Automation of cutting workflow: The whole workflow of digital cutting is becoming faster (read: more throughput) with automated material-handling options such as conveyors, auto feeders, and robotic off-loaders for roll and sheet processing. Automation eliminates one of the labor-intensive aspects of any cutting job-loading in sheets and off-loading cut product. As new automation options come to market, since many new cutting systems are based on a modular concept, shops can upgrade systems with the latest technology as their workflow and demand increases.
Of course, the key to cutting automation is having the job’s cut-parameters integrated into the prepress process. The front-end software must be compatible with design programs, as well as the cutting systems. MGE’s i-cut optical vision-registration system, for example, is incorporated into various digital-cutting systems across the market. Its i-script workflow allows industry-standard RIPs and printers to work within a common workflow. Designers using Adobe Illustrator send cutting information to a RIP, which outputs essentially a fifth file that contains all of the cut-parameters for a print job (including barcode and register marks); the result is that the print and finishing instructions are forever tied together. This simplifies the job on the back-end because the finishing operator doesn’t need to know much about the job to correctly cut it.

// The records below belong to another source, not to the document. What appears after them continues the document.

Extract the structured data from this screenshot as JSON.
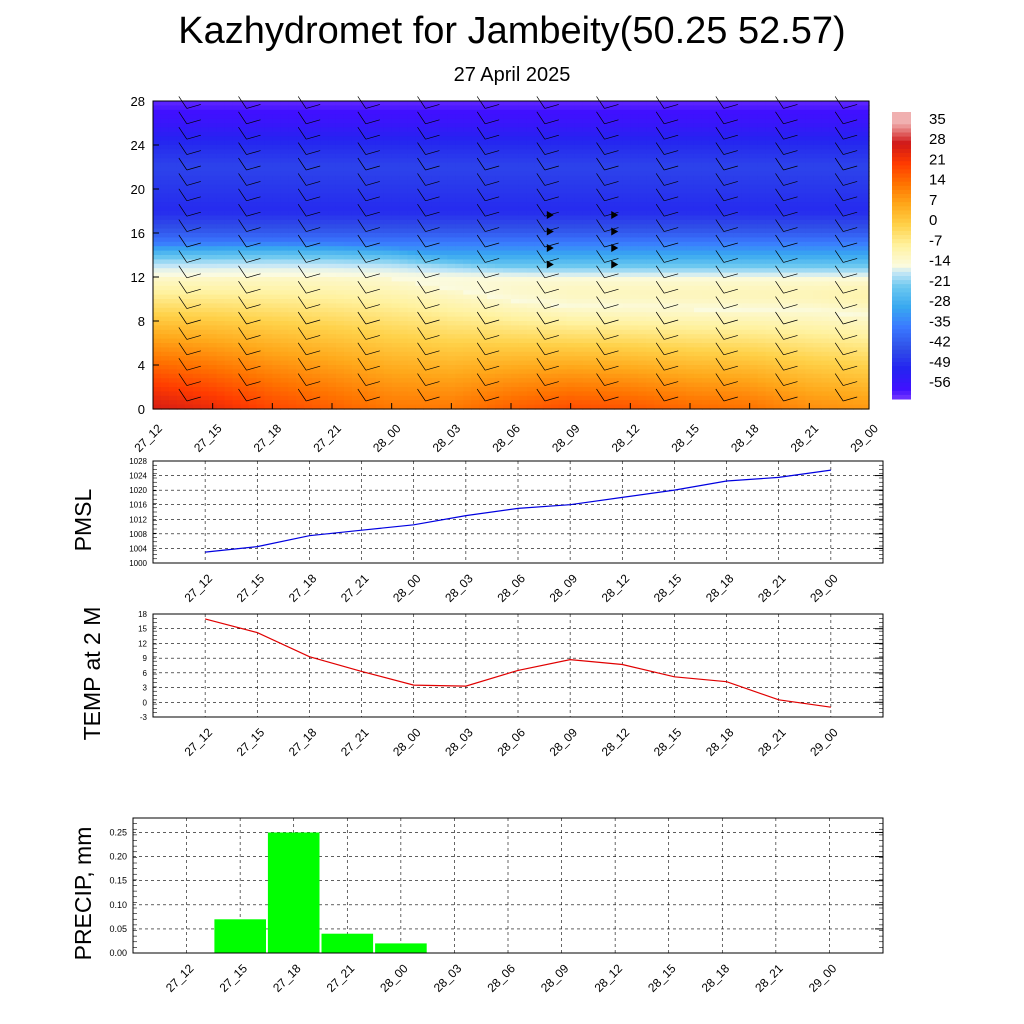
{
  "header": {
    "title": "Kazhydromet for Jambeity(50.25 52.57)",
    "subtitle": "27 April 2025"
  },
  "chart_data": [
    {
      "type": "heatmap",
      "title": "",
      "ylim": [
        0,
        28
      ],
      "yticks": [
        0,
        4,
        8,
        12,
        16,
        20,
        24,
        28
      ],
      "x": [
        "27_12",
        "27_15",
        "27_18",
        "27_21",
        "28_00",
        "28_03",
        "28_06",
        "28_09",
        "28_12",
        "28_15",
        "28_18",
        "28_21",
        "29_00"
      ],
      "description_layers": {
        "freezing_level_by_time": [
          12.0,
          12.1,
          12.2,
          12.1,
          11.8,
          10.8,
          9.8,
          9.2,
          9.1,
          9.0,
          8.9,
          8.8,
          8.4
        ],
        "surface_temp_by_time": [
          17,
          14,
          9.5,
          6.5,
          3.5,
          3.3,
          6.5,
          8.7,
          7.7,
          5.3,
          4.2,
          0.5,
          -1
        ],
        "upper_temp_by_level": {
          "levels": [
            0,
            4,
            8,
            10,
            12,
            14,
            16,
            18,
            20,
            22,
            24,
            26,
            28
          ],
          "temps": [
            15,
            9,
            3,
            -4,
            -14,
            -28,
            -40,
            -48,
            -46,
            -44,
            -48,
            -54,
            -58
          ]
        }
      },
      "colorbar": {
        "labels": [
          "35",
          "28",
          "21",
          "14",
          "7",
          "0",
          "-7",
          "-14",
          "-21",
          "-28",
          "-35",
          "-42",
          "-49",
          "-56"
        ],
        "colors": [
          "#f2b8b8",
          "#e02020",
          "#d01818",
          "#ff3b00",
          "#ff7a00",
          "#ffb000",
          "#ffe066",
          "#fffbd0",
          "#c8e8f8",
          "#40b8f0",
          "#3a80ff",
          "#3c50e8",
          "#2020f0",
          "#8040ff"
        ]
      }
    },
    {
      "type": "line",
      "ylabel": "PMSL",
      "ylim": [
        1000,
        1028
      ],
      "yticks": [
        1000,
        1004,
        1008,
        1012,
        1016,
        1020,
        1024,
        1028
      ],
      "x": [
        "27_12",
        "27_15",
        "27_18",
        "27_21",
        "28_00",
        "28_03",
        "28_06",
        "28_09",
        "28_12",
        "28_15",
        "28_18",
        "28_21",
        "29_00"
      ],
      "series": [
        {
          "values": [
            1003.0,
            1004.5,
            1007.5,
            1009.0,
            1010.5,
            1013.0,
            1015.0,
            1016.0,
            1018.0,
            1020.0,
            1022.5,
            1023.5,
            1025.5
          ],
          "color": "#0000e0"
        }
      ]
    },
    {
      "type": "line",
      "ylabel": "TEMP at 2 M",
      "ylim": [
        -3,
        18
      ],
      "yticks": [
        -3,
        0,
        3,
        6,
        9,
        12,
        15,
        18
      ],
      "x": [
        "27_12",
        "27_15",
        "27_18",
        "27_21",
        "28_00",
        "28_03",
        "28_06",
        "28_09",
        "28_12",
        "28_15",
        "28_18",
        "28_21",
        "29_00"
      ],
      "series": [
        {
          "values": [
            17,
            14.2,
            9.3,
            6.3,
            3.5,
            3.3,
            6.5,
            8.7,
            7.7,
            5.2,
            4.2,
            0.5,
            -1.0
          ],
          "color": "#e00000"
        }
      ]
    },
    {
      "type": "bar",
      "ylabel": "PRECIP, mm",
      "ylim": [
        0,
        0.28
      ],
      "yticks": [
        "0.00",
        "0.05",
        "0.10",
        "0.15",
        "0.20",
        "0.25"
      ],
      "x": [
        "27_12",
        "27_15",
        "27_18",
        "27_21",
        "28_00",
        "28_03",
        "28_06",
        "28_09",
        "28_12",
        "28_15",
        "28_18",
        "28_21",
        "29_00"
      ],
      "series": [
        {
          "values": [
            0,
            0.07,
            0.25,
            0.04,
            0.02,
            0,
            0,
            0,
            0,
            0,
            0,
            0,
            0
          ],
          "color": "#00ff00"
        }
      ]
    }
  ]
}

Another example is Zund, which offers several vision registration front-end software choices, such as OptiScout, Touch & Cut, and the aforementioned i-cut as well. "Like a digital print, no one RIP can be used for all situations, the same can be said for vision-registration front-end software," says Alsten. Other manufacturers of digital cutting systems offer various namebrand and private-labeled front-end software and RIP plug-ins for use with their machines.
Reduced costs/additional revenue stream: Not only do digital vision-registration cutting systems offer significant reductions in the costs of graphics production, but they also provide shops the opportunity to sell additional products to customers. Drivers for return-on-purchasing these systems are three-fold, according to Gerber’s Azzaretti: labor savings to automate finishing work that used to be performed manually; reduced cost of cutting dies, which were previously required to contour cut rigid jobs; and being able to deliver end-products to customers that print providers previously could not.